Ovviamente, però, questa scena si è spostata all’estremo dello spettro esperienziale. Un drone si è librato sopra l’acqua, documentando ogni corsa, mentre l’analisi del team di commento WSL, guidato da Joe Turpel e Martin Potter, è stata trasmessa in tutta l’arena. I surfisti, più o meno, hanno fatto gli stessi giri sulle stesse sezioni, e hanno tirato nel tubo per lunghezze simili di tempo, rendendo facile per gli spettatori esperti telegrafare le loro prestazioni.
Durante le pause tra le “corse”, la musica è stata incanalata per la base di fan, che ha tenuto cartelli prestampati dagli azionisti sponsor con messaggi di sostegno, focalizzati a livello nazionale. Il mix nella folla sembrava vacillare tra i surfisti curiosi provenienti dal sud di San Diego, agli agricoltori locali che speculavano su chi potrebbe investire e comprare la terra accanto come un’impresa immobiliare. Gli spettatori benestanti sono stati in grado di acquistare cabine a cinque cifre a bordo ring, che hanno assicurato loro il raro pezzo di ombra incontestata e, secondo quanto riferito, la possibilità di surfare l’onda dopo la chiusura dei festeggiamenti.
In definitiva, ci è voluta solo circa un’ora per sentirmi prosciugato nella luce del deserto, e poi un po’ annoiato, un istinto familiare di sgattaiolare via che sorge dentro di me. L’evento era ancora in corso quando me ne sono andato e non ero particolarmente interessato a chi avrebbe vinto (la squadra mondiale, si è scoperto, guidata dal capitano Jordy Smith), o se le condizioni in piscina potessero cambiare o migliorare, perché sapevo che non l’avrebbero fatto. L’onda sarebbe rimasta la stessa, più o meno, immutabile, identica, indipendentemente dalla fase di marea, dallo spostamento alluvionale della sabbia o dalle previsioni di marea.

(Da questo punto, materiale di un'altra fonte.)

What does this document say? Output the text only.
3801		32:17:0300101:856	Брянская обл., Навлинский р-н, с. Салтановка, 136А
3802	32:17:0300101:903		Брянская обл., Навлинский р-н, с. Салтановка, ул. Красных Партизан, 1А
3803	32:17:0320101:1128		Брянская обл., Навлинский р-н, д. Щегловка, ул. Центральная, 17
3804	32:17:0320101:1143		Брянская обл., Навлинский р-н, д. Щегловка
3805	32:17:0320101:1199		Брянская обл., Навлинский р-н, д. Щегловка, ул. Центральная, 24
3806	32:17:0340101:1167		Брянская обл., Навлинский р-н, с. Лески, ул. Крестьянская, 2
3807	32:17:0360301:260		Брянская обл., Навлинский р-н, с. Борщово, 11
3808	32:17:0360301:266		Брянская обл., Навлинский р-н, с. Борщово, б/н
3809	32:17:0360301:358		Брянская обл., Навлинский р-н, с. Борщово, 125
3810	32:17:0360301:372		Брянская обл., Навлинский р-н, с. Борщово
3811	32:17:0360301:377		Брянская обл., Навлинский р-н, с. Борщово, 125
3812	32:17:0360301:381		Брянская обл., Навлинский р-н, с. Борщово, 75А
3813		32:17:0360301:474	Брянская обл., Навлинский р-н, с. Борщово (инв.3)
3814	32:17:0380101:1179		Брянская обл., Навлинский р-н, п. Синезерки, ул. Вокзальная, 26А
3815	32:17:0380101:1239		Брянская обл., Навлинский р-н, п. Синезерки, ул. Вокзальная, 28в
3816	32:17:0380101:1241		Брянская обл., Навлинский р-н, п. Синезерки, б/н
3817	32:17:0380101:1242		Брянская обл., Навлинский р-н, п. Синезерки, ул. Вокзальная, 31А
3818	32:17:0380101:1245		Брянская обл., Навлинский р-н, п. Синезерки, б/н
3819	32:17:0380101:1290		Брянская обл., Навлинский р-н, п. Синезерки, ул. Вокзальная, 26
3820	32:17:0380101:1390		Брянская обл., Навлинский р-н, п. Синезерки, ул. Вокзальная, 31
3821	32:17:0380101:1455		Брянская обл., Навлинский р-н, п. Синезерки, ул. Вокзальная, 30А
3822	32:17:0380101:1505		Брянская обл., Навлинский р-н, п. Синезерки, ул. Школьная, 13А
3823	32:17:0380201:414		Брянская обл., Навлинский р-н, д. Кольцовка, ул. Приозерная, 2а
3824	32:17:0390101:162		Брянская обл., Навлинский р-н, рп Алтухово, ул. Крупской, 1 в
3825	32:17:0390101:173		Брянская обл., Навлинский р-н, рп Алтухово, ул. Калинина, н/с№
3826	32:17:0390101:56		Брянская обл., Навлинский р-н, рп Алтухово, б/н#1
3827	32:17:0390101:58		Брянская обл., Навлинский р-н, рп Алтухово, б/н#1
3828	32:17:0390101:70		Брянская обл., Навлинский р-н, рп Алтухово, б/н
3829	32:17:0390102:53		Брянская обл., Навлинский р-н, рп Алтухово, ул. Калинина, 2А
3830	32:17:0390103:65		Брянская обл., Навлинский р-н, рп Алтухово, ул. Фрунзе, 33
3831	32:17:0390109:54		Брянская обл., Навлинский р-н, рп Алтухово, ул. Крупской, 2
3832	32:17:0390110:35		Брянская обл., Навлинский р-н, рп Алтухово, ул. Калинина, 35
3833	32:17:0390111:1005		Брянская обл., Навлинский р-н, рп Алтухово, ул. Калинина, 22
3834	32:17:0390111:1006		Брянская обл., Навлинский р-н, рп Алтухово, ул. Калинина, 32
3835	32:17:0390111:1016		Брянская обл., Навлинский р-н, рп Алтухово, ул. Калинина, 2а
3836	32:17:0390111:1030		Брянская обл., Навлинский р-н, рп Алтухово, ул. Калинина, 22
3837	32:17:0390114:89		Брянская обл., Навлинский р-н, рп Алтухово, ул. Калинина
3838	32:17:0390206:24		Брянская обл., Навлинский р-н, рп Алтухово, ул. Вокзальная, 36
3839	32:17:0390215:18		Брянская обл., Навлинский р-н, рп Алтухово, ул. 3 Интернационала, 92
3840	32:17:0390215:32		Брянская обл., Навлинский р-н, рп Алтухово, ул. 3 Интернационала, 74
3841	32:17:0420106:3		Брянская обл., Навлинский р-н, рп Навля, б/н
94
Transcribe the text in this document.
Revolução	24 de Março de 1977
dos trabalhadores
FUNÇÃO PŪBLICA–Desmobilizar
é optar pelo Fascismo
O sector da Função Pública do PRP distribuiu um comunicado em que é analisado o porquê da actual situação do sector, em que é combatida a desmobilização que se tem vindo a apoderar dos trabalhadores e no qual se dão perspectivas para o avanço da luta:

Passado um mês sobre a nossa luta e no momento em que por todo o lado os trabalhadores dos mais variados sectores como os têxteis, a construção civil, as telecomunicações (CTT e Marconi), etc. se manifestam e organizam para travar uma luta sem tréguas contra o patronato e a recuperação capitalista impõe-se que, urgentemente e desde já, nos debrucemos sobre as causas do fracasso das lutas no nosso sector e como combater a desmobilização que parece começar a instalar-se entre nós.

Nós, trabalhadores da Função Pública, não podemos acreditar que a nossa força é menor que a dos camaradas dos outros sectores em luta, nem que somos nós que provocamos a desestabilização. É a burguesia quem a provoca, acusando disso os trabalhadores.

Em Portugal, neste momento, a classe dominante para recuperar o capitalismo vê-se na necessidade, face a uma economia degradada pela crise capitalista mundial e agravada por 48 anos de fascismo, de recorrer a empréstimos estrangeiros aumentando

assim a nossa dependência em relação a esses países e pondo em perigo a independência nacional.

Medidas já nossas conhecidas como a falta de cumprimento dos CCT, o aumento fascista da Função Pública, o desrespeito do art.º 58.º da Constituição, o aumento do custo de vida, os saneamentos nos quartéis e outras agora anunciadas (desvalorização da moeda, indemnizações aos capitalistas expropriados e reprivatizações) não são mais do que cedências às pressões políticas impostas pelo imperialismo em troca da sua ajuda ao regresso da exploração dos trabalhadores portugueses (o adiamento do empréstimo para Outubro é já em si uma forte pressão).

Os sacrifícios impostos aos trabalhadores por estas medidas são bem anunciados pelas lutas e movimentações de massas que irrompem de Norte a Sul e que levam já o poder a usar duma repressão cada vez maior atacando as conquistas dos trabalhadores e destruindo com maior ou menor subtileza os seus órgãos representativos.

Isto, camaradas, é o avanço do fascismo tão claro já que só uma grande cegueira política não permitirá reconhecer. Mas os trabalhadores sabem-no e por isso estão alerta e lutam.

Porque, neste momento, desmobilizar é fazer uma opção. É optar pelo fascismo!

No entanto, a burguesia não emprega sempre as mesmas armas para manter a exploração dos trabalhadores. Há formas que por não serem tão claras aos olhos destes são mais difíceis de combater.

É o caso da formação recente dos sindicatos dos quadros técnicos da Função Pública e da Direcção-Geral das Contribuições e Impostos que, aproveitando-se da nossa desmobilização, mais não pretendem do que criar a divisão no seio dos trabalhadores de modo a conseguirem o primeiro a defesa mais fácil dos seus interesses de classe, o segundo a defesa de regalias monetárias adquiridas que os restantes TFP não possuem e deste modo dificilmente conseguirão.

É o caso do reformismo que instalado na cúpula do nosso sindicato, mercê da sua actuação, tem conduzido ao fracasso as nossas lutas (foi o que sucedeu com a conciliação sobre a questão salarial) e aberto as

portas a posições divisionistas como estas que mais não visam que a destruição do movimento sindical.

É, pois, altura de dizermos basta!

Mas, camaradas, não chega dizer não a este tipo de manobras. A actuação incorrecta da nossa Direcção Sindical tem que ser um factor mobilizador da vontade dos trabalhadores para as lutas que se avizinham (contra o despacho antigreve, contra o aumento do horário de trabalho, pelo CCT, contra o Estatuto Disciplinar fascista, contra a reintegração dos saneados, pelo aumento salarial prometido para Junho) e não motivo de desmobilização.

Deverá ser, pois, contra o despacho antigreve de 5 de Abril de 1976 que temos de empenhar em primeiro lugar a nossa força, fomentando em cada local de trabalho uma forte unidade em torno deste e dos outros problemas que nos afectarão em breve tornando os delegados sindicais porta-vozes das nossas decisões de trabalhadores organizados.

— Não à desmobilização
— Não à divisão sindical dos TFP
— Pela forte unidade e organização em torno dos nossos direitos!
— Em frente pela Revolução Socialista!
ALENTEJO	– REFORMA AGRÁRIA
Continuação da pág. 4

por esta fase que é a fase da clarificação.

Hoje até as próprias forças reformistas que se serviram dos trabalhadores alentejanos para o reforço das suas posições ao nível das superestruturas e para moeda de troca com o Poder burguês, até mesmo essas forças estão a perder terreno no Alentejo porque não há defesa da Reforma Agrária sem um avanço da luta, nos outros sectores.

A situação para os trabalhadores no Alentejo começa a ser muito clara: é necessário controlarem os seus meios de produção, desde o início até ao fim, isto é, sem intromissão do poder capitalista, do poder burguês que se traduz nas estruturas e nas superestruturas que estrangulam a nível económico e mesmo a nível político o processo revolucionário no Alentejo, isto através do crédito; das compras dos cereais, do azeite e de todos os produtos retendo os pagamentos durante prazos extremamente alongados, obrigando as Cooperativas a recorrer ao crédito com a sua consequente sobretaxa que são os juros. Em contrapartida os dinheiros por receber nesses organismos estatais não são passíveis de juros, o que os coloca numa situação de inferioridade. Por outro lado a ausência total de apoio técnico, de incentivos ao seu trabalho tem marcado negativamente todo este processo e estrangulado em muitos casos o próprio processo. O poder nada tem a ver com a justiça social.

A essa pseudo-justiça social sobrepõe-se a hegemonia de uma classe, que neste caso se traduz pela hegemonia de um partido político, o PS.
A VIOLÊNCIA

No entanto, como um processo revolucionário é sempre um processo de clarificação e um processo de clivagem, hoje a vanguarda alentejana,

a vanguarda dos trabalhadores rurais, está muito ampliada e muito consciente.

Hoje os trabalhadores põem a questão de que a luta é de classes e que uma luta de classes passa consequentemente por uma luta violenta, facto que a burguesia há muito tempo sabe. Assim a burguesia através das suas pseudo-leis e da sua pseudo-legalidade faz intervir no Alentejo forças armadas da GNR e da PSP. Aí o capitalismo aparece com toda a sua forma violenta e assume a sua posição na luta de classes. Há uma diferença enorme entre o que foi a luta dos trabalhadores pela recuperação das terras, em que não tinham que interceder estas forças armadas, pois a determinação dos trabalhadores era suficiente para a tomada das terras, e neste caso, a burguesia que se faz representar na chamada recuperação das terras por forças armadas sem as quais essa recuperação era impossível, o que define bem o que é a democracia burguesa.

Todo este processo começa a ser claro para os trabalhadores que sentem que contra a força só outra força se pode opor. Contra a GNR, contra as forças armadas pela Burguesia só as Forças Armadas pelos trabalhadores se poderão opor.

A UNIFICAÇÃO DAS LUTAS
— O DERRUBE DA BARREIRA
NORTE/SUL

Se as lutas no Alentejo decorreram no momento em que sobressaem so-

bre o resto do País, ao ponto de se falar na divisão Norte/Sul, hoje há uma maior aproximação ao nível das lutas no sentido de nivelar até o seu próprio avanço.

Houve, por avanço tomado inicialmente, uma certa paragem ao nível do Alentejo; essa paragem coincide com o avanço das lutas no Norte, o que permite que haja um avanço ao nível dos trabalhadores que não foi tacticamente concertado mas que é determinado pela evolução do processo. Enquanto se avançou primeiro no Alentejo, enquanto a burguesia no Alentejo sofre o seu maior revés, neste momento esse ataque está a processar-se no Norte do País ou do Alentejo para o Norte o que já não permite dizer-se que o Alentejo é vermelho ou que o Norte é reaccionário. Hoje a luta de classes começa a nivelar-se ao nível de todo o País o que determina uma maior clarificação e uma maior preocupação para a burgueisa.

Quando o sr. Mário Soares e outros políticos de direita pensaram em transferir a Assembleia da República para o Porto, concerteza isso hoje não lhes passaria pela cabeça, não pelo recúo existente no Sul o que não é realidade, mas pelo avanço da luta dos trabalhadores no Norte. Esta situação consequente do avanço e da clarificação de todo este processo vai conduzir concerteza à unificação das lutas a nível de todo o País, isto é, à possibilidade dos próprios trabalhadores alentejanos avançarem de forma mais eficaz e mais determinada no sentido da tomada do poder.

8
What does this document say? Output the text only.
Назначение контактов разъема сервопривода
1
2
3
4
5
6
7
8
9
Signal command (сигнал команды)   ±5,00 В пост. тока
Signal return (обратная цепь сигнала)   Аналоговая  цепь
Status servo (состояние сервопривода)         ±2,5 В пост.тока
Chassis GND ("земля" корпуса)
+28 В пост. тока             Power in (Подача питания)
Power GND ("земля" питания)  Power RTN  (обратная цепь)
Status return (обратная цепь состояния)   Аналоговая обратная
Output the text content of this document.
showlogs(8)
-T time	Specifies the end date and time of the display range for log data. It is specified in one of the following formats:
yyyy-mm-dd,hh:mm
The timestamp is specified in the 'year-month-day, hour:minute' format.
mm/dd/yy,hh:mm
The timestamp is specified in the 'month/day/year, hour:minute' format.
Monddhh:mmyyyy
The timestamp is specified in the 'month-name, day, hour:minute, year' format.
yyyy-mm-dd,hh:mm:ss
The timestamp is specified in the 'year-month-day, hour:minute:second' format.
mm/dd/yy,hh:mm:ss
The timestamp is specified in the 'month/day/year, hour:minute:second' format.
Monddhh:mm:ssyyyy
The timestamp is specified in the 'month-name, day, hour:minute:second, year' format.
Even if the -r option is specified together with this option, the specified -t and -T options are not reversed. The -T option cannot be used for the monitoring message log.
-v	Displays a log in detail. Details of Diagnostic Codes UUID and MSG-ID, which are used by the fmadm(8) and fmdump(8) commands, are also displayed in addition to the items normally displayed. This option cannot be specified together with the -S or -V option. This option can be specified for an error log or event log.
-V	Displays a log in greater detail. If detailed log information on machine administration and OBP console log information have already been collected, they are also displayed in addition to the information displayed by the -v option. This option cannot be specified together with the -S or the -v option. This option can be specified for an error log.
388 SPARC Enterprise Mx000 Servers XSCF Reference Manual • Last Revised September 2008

Da qualche parte lungo la 41, ho passato un hotel con una piscina abbandonata che era stata riempita di sabbia e piantata con cactus. Dall’altra parte dello stesso incrocio, una scintillante stazione di ricarica Tesla si trovava in mezzo a un mare di pompe di benzina, e un frutteto di ciliegi giaceva accanto a un campo di lenti solari. La spinta del progresso umano, per imbrigliare o comandare l’energia naturale, sembrava essere l’unica cosa in abbondanza in questo ambiente. Il viaggio di ritorno verso la costa è sembrato molto più lungo di quello verso l’interno, cosa che accade sempre quando si lascia un posto sconosciuto e si ritorna da dove si è venuti.